Note that LibCanComm does not provide functionality related to configuring and bringing up SocketCAN devices on the user's system. The excellent LibSocketCan library already covers this, if you want to perform these tasks programmatically. Although most users tend to handle this manually themselves with calls to ip link
or automate it with the help of systemd-networkd
.
Installation instructions
This section presents step-by-step instruction for downloading, building and installing LibCanComm onto your Linux system.
Install build dependencies
To download, build and install LibCanComm onto your Linux system, you just need C development and Git related package on your system. The installation instructions for popular Linux distributions:
- Debian / Ubuntu / Raspberry PI OS:
sudo apt install git gcc g++ gdb make cmake
- Fedora:
sudo dnf install git gcc g++ gdb make cmake
- openSUSE:
sudo zypper install git gcc gcc-c++ gdb make cmake
Download the code
To obtain the code, you can either download the latest stable release from the GitHub repository:
Or directly clone the latest development version:
git clone https://github.com/pragmaticlinuxblog/cancomm.git ~/LibCanComm
It's recommended to stick with a stable release.
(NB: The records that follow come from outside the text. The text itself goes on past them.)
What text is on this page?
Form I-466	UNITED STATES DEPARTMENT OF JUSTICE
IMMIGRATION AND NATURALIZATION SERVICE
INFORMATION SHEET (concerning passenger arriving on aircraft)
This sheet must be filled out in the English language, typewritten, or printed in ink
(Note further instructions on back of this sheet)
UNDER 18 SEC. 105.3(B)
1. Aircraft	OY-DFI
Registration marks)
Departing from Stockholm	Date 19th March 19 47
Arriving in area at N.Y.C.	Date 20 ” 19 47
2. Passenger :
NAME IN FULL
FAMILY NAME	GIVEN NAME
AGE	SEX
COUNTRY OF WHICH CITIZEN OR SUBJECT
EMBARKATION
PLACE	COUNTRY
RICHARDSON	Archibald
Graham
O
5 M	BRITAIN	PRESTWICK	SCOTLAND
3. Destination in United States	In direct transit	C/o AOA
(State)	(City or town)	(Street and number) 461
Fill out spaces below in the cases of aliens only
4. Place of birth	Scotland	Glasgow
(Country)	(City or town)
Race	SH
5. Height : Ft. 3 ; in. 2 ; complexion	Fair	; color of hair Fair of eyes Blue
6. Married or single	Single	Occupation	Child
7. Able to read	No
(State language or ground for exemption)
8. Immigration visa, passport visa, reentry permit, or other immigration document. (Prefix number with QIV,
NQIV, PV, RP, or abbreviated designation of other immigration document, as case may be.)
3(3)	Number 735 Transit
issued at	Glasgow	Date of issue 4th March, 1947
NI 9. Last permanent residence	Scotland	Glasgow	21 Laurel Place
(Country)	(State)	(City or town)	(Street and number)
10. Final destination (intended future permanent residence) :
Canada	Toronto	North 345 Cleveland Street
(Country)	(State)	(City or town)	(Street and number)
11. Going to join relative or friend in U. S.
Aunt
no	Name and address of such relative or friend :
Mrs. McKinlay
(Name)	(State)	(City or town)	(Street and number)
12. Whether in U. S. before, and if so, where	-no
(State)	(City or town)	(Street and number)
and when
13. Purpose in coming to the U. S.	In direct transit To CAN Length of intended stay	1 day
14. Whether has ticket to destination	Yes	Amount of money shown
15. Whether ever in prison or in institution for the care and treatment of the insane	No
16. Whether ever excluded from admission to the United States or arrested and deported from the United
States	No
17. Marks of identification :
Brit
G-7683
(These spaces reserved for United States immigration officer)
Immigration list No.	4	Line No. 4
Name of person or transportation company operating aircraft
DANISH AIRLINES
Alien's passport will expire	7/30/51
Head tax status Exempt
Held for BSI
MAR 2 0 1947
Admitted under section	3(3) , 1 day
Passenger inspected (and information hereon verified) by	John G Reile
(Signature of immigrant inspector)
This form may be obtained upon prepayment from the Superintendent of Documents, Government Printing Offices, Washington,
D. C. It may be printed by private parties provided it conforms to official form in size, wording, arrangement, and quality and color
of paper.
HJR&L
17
The following sections assume that you either cloned or extracted the code to directory ~/LibCanComm
.
Generate the build environment
After downloading the code, you can automatically generate the build environment with the help of CMake. Open your terminal, go to the build
subdirectory and run the cmake ..
command:
cd ~/LibCanComm/build
cmake ..
Build the library
With the build environment generated, you can continue with building the shared library. Run this command:
make all
Install the library
As a final step, you install the shared library onto your system and run ldconfig
to register it:
sudo make install
sudo ldconfig
Bring up a SocketCAN device
Before your application can communicate with other nodes on the CAN bus, you need to connect a CAN adapter supported by the Linux kernel's SocketCAN subsystem. For example a Peak PCAN-USB or a Kvaser LeafLight. Once connected, it shows up as a SocketCAN device on your PC. By default, the SocketCAN device is not yet configured and brought in the UP state. The following tutorials explain in details how to perform these tasks. Note that if you don't have access to a CAN adapter, you can continue with a virtual SocketCAN device.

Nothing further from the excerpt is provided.